Um segundo desafio é que, apesar de a vaga de refugiados da Ucrânia ser atualmente a mais premente e a maior do mundo, há muitas outras crises de refugiados no mundo.

Temos “muitas outras crises de refugiados, que não são tão generosamente financiadas, mas que têm necessidades enormes”, disse o porta-voz do ACNUR.

“Apesar da tragédia [da invasão da Rússia à Ucrânia e consequente desenvolvimento de uma guerra], foi animador ver a solidariedade inigualável demonstrada aos refugiados ucranianos em toda a Europa e no mundo”, observou Matthew Saltmarsh.

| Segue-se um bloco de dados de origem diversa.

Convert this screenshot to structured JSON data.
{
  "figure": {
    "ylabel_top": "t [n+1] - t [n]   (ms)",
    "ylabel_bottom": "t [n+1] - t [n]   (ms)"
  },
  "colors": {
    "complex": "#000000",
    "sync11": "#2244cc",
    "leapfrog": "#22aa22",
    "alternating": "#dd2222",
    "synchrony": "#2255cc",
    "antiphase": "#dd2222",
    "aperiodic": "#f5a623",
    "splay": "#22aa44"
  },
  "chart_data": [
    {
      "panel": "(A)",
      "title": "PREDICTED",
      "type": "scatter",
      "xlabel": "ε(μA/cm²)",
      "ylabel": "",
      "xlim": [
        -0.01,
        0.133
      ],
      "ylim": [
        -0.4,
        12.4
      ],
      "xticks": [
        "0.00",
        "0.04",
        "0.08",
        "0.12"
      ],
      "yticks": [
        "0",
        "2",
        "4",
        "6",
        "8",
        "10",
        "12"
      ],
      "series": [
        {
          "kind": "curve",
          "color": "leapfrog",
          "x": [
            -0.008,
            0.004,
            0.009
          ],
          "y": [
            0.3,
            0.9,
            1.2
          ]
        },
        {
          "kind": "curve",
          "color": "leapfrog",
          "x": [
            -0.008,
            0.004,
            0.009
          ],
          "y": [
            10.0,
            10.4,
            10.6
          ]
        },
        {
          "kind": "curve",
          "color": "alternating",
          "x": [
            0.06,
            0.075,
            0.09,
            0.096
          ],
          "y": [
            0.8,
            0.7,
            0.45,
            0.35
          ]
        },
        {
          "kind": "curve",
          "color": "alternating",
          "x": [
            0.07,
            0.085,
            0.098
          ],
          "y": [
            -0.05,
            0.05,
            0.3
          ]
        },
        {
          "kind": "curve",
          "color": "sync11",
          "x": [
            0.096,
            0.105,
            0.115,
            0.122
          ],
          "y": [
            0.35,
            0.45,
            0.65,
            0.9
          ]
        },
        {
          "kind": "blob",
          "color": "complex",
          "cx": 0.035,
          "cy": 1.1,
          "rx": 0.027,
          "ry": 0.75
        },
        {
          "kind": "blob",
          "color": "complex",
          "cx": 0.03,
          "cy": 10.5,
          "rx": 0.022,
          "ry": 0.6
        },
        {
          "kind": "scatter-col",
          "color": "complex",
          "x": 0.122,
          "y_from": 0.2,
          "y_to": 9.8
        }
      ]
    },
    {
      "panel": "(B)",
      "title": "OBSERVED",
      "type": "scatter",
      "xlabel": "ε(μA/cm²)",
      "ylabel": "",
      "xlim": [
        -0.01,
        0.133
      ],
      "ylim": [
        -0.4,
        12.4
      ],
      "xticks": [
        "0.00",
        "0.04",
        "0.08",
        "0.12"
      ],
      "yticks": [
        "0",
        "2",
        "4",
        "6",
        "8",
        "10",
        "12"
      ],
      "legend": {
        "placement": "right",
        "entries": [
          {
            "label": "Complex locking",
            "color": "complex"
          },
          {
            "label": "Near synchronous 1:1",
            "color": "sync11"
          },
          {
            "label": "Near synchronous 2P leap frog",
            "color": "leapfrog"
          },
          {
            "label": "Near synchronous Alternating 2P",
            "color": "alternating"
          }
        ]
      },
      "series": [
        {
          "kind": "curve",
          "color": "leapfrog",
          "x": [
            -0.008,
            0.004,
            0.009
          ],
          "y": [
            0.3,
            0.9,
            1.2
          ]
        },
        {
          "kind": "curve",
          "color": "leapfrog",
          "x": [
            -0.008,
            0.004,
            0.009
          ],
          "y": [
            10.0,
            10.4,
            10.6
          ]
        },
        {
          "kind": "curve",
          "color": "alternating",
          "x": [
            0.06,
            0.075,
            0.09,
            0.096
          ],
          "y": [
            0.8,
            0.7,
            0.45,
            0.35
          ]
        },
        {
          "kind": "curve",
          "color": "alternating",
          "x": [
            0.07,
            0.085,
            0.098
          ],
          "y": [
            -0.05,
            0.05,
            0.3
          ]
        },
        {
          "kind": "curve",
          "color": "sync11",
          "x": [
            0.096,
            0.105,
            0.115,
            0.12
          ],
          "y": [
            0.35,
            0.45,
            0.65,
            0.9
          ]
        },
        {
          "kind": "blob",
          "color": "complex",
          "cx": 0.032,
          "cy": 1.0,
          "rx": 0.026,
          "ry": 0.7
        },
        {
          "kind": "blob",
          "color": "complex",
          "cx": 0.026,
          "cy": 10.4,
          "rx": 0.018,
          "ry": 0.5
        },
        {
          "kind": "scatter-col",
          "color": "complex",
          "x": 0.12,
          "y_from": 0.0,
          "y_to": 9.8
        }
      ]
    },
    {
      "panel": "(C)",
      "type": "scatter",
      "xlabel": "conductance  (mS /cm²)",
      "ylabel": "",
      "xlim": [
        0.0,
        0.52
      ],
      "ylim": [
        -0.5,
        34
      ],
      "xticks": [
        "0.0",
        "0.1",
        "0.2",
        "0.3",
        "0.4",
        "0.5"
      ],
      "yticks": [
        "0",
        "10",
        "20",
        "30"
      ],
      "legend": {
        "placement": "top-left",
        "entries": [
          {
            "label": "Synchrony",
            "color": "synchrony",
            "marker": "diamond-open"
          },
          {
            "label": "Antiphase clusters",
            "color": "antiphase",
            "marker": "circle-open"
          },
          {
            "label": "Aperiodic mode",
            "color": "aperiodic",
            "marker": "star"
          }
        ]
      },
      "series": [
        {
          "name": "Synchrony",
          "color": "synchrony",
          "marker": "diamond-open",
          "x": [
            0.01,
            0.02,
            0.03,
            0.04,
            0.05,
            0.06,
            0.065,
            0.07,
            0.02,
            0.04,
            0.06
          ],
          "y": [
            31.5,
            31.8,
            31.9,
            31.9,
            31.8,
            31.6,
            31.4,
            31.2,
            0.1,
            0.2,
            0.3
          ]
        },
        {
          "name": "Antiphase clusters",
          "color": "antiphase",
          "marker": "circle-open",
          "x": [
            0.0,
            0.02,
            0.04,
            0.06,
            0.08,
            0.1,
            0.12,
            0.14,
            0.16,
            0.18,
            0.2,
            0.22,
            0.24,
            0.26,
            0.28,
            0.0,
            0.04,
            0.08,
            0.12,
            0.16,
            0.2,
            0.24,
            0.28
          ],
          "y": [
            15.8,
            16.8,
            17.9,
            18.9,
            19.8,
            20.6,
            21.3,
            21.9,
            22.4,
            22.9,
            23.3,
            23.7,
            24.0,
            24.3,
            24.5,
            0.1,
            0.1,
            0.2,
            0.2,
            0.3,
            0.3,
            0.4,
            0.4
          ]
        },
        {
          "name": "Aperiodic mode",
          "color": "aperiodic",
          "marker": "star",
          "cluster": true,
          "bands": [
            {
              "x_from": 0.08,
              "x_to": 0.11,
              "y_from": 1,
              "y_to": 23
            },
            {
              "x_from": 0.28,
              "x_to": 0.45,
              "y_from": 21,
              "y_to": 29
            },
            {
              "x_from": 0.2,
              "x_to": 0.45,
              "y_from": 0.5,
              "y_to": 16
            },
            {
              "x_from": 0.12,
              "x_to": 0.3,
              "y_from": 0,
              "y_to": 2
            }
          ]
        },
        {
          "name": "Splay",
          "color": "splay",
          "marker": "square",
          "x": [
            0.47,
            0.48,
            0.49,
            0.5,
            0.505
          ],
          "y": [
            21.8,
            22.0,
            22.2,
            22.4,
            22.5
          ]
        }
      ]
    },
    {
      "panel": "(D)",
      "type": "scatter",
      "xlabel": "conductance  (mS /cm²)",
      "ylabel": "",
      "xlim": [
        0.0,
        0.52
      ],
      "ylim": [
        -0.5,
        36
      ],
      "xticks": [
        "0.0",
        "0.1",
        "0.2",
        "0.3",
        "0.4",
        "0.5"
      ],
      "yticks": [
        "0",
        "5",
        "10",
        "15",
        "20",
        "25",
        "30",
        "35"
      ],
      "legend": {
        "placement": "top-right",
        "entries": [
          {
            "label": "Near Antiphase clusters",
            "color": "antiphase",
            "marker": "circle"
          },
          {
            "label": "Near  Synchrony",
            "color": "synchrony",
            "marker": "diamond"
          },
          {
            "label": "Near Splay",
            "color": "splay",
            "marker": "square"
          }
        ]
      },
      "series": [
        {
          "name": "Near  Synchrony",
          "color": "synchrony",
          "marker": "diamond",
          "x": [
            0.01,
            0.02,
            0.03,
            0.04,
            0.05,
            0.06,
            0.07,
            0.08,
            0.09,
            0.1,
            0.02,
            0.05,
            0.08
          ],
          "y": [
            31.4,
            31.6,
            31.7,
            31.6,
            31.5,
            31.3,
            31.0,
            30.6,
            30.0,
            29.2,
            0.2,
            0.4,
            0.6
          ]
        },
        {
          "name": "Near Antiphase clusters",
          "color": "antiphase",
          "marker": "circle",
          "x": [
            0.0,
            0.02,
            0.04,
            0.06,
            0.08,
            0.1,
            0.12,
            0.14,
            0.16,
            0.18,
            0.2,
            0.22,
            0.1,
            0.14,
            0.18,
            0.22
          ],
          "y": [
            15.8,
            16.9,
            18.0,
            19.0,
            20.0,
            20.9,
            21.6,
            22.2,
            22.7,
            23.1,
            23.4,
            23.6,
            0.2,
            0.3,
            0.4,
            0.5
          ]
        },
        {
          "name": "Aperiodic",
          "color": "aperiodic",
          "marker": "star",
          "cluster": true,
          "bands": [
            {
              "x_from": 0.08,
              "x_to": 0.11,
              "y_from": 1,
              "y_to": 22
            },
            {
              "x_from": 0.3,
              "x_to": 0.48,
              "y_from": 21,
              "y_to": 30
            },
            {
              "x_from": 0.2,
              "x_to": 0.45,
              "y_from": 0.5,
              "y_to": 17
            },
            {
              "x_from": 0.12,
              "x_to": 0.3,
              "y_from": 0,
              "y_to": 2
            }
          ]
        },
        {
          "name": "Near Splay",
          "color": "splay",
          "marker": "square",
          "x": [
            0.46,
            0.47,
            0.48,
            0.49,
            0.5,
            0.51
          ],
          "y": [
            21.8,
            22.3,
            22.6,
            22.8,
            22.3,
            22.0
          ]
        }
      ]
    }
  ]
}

“As fronteiras foram mantidas abertas e a União Europeia tomou medidas sem precedentes ao ativar, pela primeira vez, a diretiva de Proteção Temporária, garantindo o acesso à proteção e aos direitos dos refugiados da Ucrânia”, considerou.

“Achamos que este é um passo positivo”, garantiu, considerando que “quando os países trabalham juntos, muito pode ser alcançado”. Agora, sublinhou, “é preciso ver essa responsabilidade e solidariedade estendidas àqueles que fogem da perseguição e da violência em todo o mundo”.

É imprescindível lembrar outras situações, adiantou ainda, nomeando outros países regionais e vizinhos dos afetados por conflitos e instabilidade que acolheram refugiados em grande número, “salvando milhões de vidas”.

Países vizinhos da Síria, incluindo Turquia, Líbano, Jordânia e Iraque, acolhem refugiados sírios há mais de uma década. O Quénia e outros países do continente africano continuam a oferecer proteção aos somalis. O Bangladesh abriga centenas de milhares de rohingyas e a Colômbia abriga mais de 1,7 milhões de venezuelanos a quem concedeu estatuto de Proteção Temporária durante 10 anos.